Abstract

The relationship between palynological diversity and floristic diversity was studied on the basis of sediment surface sample pollen data from nine small lakes and vegetation data within a 250 m radius from the lake shore of each. The nine study areas are situated in the patchy cultural landscape of Southern Estonia and were chosen to represent landscape changes along a gradient from closed forest to open vegetation. Two diversity measures – richness and evenness – were used to compare the palynological and floristic data. A total of 307 plant species were recorded in the vegetation representing 127 pollen types.

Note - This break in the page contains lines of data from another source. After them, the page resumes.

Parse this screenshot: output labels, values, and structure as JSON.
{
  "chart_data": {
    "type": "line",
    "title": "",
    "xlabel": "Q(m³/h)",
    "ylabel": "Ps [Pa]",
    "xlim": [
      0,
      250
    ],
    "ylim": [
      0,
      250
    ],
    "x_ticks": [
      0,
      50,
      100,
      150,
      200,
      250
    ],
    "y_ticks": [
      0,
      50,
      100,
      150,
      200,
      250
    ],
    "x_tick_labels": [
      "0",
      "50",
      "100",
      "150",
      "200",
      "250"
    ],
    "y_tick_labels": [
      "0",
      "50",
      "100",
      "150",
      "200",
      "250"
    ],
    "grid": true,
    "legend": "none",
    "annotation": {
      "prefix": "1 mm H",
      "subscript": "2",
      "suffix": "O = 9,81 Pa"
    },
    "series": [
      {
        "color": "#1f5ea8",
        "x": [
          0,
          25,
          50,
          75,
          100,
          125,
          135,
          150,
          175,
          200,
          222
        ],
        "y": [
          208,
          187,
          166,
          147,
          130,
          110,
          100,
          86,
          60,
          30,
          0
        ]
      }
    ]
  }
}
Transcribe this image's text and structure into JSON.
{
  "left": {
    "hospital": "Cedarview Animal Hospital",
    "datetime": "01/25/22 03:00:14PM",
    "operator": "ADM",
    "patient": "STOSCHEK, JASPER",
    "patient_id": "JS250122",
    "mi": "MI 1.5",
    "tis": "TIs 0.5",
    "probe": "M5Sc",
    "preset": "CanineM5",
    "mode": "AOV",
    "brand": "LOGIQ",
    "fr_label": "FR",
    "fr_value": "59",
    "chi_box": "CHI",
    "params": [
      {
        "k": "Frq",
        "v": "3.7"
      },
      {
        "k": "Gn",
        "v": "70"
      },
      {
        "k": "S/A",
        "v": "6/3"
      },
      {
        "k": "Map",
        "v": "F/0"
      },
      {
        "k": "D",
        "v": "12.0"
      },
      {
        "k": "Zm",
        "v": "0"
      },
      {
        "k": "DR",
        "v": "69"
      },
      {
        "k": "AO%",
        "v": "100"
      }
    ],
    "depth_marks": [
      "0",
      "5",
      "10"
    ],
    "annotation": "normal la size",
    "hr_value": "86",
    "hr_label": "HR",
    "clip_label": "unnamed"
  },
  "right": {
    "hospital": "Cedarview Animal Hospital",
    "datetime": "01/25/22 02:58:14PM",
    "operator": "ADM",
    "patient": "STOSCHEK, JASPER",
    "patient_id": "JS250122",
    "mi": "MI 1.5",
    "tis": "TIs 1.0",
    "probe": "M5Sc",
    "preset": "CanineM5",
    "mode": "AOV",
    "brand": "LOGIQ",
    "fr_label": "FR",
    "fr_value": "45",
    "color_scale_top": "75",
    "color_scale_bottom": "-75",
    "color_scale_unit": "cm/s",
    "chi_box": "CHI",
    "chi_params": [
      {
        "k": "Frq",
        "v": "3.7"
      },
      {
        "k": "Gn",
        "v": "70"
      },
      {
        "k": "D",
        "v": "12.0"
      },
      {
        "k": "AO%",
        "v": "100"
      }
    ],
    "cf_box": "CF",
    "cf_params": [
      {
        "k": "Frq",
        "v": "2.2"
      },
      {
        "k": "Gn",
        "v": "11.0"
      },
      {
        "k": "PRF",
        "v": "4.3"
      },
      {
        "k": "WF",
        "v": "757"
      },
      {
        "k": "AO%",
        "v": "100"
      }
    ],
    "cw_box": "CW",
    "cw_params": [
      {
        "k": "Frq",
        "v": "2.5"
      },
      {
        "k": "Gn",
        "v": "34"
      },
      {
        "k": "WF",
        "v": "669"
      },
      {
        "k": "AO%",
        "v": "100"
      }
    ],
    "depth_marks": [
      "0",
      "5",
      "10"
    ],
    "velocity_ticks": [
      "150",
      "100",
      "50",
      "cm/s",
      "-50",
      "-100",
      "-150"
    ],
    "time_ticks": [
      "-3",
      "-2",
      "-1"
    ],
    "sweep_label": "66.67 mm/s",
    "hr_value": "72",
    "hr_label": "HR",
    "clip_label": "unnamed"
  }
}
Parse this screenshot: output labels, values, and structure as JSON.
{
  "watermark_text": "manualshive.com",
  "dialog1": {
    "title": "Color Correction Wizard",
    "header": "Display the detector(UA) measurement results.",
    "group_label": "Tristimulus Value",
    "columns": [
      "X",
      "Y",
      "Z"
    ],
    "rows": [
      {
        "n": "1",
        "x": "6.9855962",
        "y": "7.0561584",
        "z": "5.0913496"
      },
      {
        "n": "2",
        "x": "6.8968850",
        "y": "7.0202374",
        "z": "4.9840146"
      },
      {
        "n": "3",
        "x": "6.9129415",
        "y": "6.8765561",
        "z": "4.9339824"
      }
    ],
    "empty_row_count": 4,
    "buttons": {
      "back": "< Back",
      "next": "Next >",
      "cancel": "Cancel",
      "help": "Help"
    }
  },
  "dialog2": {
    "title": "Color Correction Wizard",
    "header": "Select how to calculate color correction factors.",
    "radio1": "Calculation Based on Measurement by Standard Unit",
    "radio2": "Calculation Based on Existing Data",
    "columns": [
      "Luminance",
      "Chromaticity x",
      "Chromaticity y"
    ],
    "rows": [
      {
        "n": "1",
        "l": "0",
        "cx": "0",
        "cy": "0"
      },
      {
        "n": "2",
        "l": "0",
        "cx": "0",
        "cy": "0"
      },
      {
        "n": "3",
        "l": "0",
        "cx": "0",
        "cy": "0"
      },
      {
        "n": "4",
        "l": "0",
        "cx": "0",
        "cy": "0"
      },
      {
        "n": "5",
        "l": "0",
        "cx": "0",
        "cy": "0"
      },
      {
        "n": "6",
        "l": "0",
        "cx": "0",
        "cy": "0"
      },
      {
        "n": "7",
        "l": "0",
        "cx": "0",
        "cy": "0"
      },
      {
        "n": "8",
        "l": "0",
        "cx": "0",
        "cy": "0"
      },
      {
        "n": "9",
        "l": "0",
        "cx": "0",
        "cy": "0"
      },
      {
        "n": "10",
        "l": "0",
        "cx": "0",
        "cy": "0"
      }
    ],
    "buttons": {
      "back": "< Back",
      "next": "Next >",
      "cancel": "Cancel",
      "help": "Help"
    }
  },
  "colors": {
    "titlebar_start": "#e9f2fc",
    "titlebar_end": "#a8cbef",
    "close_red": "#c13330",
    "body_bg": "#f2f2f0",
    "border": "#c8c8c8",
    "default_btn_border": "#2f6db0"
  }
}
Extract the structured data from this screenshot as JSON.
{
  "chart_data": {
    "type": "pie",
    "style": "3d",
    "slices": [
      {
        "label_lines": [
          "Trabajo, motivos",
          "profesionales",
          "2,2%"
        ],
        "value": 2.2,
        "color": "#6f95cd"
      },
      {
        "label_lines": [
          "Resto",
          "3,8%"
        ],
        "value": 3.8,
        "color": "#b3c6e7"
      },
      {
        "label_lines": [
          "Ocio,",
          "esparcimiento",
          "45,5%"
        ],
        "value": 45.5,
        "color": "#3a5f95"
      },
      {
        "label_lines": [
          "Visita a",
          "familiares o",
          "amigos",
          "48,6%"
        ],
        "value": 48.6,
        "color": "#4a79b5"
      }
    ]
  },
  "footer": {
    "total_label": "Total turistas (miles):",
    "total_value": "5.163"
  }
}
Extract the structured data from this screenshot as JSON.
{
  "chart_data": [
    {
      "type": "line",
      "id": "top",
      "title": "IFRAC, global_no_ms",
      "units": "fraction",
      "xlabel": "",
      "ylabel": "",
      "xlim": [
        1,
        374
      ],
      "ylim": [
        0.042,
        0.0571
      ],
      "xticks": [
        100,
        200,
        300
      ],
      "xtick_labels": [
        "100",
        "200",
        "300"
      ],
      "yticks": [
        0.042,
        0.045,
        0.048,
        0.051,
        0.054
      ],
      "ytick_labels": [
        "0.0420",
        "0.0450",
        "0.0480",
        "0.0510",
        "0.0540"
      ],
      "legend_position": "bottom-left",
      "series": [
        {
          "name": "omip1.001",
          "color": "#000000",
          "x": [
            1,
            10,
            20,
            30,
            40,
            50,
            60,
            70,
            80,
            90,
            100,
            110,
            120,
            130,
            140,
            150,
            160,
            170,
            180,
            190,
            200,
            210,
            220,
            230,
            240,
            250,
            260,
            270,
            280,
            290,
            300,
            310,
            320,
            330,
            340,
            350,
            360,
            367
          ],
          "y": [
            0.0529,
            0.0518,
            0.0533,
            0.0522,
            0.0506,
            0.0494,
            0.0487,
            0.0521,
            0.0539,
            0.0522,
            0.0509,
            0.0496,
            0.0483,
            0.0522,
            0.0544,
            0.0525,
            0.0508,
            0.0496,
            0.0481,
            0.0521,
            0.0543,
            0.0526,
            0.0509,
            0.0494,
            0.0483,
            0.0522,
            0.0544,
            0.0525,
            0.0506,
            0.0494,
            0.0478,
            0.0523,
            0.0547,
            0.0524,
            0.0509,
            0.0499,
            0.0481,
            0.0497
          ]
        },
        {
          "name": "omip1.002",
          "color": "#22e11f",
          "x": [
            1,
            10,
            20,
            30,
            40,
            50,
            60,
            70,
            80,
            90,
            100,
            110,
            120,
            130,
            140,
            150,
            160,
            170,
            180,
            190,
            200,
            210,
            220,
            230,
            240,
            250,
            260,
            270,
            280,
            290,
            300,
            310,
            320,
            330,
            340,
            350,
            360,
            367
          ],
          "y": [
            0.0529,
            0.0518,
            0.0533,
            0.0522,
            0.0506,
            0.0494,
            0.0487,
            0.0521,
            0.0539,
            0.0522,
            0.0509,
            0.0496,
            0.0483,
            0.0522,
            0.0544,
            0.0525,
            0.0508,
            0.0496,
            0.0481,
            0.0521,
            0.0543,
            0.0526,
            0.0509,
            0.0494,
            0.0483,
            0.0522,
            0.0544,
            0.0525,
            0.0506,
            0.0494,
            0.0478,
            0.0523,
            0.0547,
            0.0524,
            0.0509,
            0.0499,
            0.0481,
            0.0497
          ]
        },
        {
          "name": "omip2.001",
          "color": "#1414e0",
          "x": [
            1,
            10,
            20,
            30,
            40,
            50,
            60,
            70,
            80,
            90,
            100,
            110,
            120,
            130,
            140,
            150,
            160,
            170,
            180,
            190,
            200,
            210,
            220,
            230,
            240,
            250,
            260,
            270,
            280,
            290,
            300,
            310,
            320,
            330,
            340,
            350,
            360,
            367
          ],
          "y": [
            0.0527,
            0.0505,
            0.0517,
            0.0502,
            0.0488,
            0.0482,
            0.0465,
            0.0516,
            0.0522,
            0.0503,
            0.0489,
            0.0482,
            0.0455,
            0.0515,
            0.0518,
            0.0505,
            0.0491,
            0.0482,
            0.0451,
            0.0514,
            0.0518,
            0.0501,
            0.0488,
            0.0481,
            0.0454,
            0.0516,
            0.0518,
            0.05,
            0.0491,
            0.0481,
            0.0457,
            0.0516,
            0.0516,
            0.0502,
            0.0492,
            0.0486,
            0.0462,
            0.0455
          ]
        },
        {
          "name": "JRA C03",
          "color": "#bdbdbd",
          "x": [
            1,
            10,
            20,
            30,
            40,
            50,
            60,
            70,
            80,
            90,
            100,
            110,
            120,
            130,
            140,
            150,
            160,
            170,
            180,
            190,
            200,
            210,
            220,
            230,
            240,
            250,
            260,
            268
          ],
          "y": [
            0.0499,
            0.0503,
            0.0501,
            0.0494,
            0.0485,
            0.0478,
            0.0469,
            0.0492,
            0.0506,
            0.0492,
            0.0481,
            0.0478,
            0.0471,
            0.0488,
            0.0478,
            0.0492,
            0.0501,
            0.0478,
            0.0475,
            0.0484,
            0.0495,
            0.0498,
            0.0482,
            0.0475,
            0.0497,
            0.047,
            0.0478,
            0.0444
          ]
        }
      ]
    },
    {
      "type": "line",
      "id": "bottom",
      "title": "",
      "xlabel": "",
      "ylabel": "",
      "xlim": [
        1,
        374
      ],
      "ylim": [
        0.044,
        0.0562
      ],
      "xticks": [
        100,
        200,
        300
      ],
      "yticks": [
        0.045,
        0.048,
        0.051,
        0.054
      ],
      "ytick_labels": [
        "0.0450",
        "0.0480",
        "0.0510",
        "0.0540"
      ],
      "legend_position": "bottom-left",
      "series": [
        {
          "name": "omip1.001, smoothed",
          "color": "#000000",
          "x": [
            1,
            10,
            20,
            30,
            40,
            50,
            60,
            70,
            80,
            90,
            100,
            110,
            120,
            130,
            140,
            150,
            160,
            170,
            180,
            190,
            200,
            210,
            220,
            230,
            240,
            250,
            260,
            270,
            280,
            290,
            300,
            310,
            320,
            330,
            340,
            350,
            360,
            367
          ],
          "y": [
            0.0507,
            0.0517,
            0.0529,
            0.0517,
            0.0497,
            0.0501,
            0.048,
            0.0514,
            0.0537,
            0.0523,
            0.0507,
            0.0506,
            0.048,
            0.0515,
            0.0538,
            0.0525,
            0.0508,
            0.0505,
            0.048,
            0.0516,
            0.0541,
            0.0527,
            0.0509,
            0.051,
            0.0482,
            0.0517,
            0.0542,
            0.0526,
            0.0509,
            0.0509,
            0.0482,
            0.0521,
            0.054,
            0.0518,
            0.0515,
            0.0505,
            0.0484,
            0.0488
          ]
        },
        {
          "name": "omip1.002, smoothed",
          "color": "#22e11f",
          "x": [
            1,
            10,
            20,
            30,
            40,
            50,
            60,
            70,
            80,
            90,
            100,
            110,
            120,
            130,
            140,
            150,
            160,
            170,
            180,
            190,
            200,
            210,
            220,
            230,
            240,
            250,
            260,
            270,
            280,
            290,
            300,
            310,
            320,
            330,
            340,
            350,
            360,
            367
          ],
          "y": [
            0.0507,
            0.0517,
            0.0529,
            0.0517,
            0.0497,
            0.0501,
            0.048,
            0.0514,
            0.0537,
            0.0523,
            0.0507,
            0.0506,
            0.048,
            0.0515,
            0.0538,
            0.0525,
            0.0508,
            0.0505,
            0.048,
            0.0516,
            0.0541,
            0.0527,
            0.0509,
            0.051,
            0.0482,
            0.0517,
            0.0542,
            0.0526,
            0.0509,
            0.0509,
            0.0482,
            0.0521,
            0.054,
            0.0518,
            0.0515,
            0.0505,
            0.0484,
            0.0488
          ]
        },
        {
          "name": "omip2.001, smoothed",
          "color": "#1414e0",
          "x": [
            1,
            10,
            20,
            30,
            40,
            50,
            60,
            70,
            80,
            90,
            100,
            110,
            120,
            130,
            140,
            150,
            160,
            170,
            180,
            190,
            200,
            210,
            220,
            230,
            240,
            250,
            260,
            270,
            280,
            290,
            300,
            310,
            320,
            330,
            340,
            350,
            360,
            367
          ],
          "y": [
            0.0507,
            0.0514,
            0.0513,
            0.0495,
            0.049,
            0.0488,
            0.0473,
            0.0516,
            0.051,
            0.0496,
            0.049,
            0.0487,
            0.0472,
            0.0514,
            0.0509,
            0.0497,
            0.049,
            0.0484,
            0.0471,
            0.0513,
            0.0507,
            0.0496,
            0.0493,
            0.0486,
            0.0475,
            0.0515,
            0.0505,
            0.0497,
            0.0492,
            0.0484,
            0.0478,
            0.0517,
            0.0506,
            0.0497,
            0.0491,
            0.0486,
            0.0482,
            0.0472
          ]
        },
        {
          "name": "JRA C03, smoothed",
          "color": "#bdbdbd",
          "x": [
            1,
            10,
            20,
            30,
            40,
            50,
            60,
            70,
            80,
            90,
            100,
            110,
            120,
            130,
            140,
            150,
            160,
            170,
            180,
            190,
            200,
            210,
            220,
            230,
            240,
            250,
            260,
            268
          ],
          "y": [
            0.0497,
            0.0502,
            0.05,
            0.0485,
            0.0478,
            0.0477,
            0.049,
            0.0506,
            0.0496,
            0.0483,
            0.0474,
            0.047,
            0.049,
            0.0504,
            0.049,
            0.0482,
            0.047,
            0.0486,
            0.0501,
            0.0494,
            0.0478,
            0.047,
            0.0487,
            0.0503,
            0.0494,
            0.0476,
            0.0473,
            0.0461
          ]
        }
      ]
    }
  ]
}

Only 52 pollen types were recorded in the sediment surface samples of which 43 had parent plants in the vegetation. Significantly lower floristic richness was found in closed surroundings than in more open surroundings. Study sites with open vegetation also had significantly higher palynological richness (number of pollen types recorded in surface sediments). The additional pollen types recorded in surface sediments from open vegetation were widespread types mostly of insect-pollinated taxa such as Ranunculus, Rubiaceae, Melampyrum, Filipendula, Potentilla or Vaccinium. The parent plants of these pollen types were frequent in the landscape. This suggests that the main mechanism governing palynological richness in this study was not floristic diversity but rather variance in pollen productivity. Since woodland has a higher pollen production than open areas (grassland and fields) per unit land surface, open areas tend to show a better representation of slightly rarer but widespread herb pollen types. No relationship was found between palynological and floristic diversity of wind-pollinated taxa and tree taxa partly because the pollen source area for these pollen types is much larger than 250 m.